We've had a very brutal dry season, not only was it much warmer than normal, is was also very dry, in fact we received at least 15 inches less rain from November to now than normal.

The last two weeks were especially challenging, it was so hot and dry that all the plants, even the most drought tolerant ones started drooping and shedding their leaves. I caught my mamey crotons just in time, one more day and they would have been beyond the point of saving. The extreme drought and heat coupled with our city increasing water rates by 45% made watering especially challenging.

I've already seen my water bill almost double. Being the "budget gardener" I will have to start thinking of a rain harvesting system - the problem is, to store a considerable amount of water ( and I need to store thousands of gallons if I am to get through between the sporadic spells of rain in the dry season) you need a large underground tank and these cost in the thousands of dollars. I am thinking of building my own underground water cistern, or even a few water jars.

Since Tuesday we've been having rain on and off. Since Yesterday its been raining almost non-stop with torrential downpours every now and then. Last night we had sucha severe thunderstorm that the power went out and we were all woken up by the thunder. We had winds in excess of 60 MPH.

Wednesday, May 20, 2009

The persimmon - what a disappointment

This feels like Déjà vu - I remember how excited I got last spring when I saw my brown turkey fig tree covered in figs. That tree dropped every single fruit before they turned ripe and we had no figs the entire season !

Last fall, I bought this persimmon tree and it was one of my most expensive aquisations. Its deciduous, so I waited impatiently for the first leaves to appear, and lo and behold, the tree sprouted at least 20 or more blossoms. Was I excited, I was already tasting those fuyu persimmons, arguably one of the best fruits. To my dismay, in the last few days, the tree dropped every single fruit ! I don't know if it was the extreme drought, the constant 20-30 mph wind or the fact that I don't have another persimmon for pollination that caused the drop. I read up extensively about persimmons and the fuyu doesn't need a pollinator, in fact the un-pollinated fruits are supposedly seedless and better tasting. I also read that you're not supposed to give a high nitrogenous fertilizer before blooming, I did give it some of the special fertlizer mix I bought at Excalibur before it started leafing out, but not a lot. I also made sure to water the tree frequently when it was so hot and dry.

In short, I'm speechless and utterly disappointed that I have to wait another whole year before I "might" have it bloom again, and then another 6 months before the fruit ripens !!! Grrrr!

Centre island

This "winter" I was able to propagate enough duranta gold cuttings to complete the border around my center island.
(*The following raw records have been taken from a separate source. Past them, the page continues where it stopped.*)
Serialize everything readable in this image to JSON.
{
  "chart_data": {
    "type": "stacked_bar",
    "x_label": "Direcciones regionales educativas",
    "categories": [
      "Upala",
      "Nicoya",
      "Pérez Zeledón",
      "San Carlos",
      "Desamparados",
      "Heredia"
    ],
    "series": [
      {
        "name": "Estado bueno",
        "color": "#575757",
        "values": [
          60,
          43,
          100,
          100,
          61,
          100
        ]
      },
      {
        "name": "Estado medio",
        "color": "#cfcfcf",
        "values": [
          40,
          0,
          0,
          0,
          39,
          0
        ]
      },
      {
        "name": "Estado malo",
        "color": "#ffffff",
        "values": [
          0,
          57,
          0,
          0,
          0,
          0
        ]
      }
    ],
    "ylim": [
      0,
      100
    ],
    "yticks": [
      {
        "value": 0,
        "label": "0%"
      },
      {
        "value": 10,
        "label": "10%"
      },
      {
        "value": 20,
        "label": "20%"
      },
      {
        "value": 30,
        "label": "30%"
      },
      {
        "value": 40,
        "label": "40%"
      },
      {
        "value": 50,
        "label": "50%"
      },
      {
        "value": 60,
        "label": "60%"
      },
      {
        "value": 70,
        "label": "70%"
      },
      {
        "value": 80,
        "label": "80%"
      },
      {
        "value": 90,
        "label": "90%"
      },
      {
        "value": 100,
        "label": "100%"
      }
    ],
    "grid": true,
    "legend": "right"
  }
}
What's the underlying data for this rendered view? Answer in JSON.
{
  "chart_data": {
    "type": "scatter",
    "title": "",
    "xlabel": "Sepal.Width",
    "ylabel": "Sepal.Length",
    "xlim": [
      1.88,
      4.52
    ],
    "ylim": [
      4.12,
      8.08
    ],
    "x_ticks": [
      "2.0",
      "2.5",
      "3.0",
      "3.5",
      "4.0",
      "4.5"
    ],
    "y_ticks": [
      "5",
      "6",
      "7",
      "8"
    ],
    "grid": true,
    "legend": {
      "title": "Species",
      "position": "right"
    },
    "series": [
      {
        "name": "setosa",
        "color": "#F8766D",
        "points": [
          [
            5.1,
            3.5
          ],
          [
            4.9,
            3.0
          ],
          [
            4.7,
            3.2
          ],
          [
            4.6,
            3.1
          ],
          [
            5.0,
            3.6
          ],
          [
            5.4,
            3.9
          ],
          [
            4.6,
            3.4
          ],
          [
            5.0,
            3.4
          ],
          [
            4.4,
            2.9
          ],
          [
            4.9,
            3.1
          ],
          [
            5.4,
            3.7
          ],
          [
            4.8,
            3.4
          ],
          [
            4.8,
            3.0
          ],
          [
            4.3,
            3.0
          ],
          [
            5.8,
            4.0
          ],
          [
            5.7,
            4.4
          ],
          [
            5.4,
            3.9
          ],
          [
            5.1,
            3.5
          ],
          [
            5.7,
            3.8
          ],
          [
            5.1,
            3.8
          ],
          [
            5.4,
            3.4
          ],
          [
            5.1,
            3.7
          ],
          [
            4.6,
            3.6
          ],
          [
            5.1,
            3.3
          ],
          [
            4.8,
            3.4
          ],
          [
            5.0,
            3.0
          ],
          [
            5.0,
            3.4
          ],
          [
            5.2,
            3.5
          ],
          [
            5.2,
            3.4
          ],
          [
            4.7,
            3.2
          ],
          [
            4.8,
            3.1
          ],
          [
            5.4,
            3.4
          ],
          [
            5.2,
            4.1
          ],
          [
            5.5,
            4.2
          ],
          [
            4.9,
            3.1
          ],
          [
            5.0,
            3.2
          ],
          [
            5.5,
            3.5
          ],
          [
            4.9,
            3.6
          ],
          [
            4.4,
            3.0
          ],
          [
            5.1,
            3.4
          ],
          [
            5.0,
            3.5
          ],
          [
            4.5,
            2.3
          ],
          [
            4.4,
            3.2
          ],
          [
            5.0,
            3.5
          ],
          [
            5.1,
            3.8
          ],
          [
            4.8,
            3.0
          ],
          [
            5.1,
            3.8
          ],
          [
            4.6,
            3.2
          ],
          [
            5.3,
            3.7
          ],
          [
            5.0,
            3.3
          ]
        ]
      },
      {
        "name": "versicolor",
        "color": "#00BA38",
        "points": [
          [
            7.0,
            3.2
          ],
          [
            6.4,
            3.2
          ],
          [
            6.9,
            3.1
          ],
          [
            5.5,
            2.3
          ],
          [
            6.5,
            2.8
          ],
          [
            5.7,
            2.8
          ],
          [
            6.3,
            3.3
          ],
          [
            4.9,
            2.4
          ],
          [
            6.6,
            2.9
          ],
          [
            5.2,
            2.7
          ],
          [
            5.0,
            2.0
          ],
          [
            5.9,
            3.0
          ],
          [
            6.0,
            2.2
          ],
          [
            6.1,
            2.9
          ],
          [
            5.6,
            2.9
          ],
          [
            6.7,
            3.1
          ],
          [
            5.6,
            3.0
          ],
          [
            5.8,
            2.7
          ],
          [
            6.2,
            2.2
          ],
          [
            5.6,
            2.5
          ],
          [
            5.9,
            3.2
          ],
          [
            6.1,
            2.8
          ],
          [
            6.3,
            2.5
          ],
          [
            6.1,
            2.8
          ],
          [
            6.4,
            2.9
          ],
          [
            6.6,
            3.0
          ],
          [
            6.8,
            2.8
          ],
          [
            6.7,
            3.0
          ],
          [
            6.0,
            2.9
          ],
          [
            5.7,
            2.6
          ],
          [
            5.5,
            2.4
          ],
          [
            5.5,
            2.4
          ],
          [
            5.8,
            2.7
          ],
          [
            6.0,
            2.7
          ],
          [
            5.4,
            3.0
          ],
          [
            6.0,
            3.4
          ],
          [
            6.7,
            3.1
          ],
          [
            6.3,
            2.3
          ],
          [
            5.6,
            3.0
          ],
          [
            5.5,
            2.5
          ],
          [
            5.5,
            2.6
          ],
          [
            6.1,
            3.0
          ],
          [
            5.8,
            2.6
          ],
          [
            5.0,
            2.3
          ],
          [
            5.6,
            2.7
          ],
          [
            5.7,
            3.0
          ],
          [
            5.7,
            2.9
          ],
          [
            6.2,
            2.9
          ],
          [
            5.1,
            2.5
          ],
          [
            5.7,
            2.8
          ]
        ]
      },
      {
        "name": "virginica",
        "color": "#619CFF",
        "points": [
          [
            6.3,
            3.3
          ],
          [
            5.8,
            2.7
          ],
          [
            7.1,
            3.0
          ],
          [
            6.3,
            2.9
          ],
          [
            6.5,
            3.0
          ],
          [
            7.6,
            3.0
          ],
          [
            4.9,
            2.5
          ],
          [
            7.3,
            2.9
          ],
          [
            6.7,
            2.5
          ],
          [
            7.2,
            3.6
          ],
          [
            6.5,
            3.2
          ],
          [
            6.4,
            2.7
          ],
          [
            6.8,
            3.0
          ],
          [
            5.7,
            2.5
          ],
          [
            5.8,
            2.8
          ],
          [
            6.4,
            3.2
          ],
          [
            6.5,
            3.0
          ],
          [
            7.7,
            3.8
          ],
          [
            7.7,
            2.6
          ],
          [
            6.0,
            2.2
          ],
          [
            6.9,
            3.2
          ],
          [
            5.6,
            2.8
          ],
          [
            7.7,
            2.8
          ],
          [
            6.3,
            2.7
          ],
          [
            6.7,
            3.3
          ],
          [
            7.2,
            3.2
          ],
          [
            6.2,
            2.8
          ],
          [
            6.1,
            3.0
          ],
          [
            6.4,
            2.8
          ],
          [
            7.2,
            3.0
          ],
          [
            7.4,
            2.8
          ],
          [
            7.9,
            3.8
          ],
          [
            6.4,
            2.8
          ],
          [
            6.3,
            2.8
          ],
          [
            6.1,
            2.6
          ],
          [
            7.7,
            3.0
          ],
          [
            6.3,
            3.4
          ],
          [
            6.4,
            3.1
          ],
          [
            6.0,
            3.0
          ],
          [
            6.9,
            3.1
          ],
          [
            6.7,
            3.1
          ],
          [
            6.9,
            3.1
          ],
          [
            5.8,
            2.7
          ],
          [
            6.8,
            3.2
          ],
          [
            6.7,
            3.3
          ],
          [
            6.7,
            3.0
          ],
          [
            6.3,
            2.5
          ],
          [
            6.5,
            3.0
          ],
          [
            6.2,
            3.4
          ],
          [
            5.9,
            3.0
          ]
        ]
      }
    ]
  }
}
Now all I need is rain and patience while they grow and fill in. By the end of this rainy season, I expect them to form a single continuous golden border.

The other plants featuring here are:

From the back, the large purple leaved shrub is a starburst, only 1 year old !

Just in front of the starburst is a small choquette avocado tree.

On the left of the avocado tree is a white penta, on the right is a pink starburst penta. Just to the left and behind the white penta is a beautiful variegated flax lilly a division of this lilly is also planted to the right just behind the pink penta. The pink penta has totally exceeded my expectations. It is very drought tolerant, bug and disease resistant, grows non-stop and blooms non-stop.

In front of the penta's I planted divisions of variegated ginger (Alpinia zerumbet) a big favourite of mine.

In front of the pink penta, I planted a golden shrimp plant. Also in this area there will soon be a big display of purple cone flowers. Here they die off in the dry season and sprout from seeds in the wet season.

Tuesday, May 19, 2009

Eggplant lost the battle

This eggplant finally succumbed to the combination of a sever spider mite infestation, drought and relentless sun. I pulled it out last weekend. The other eggplant survived (only just) and looks like it might recover after our first substantial rainfall since November.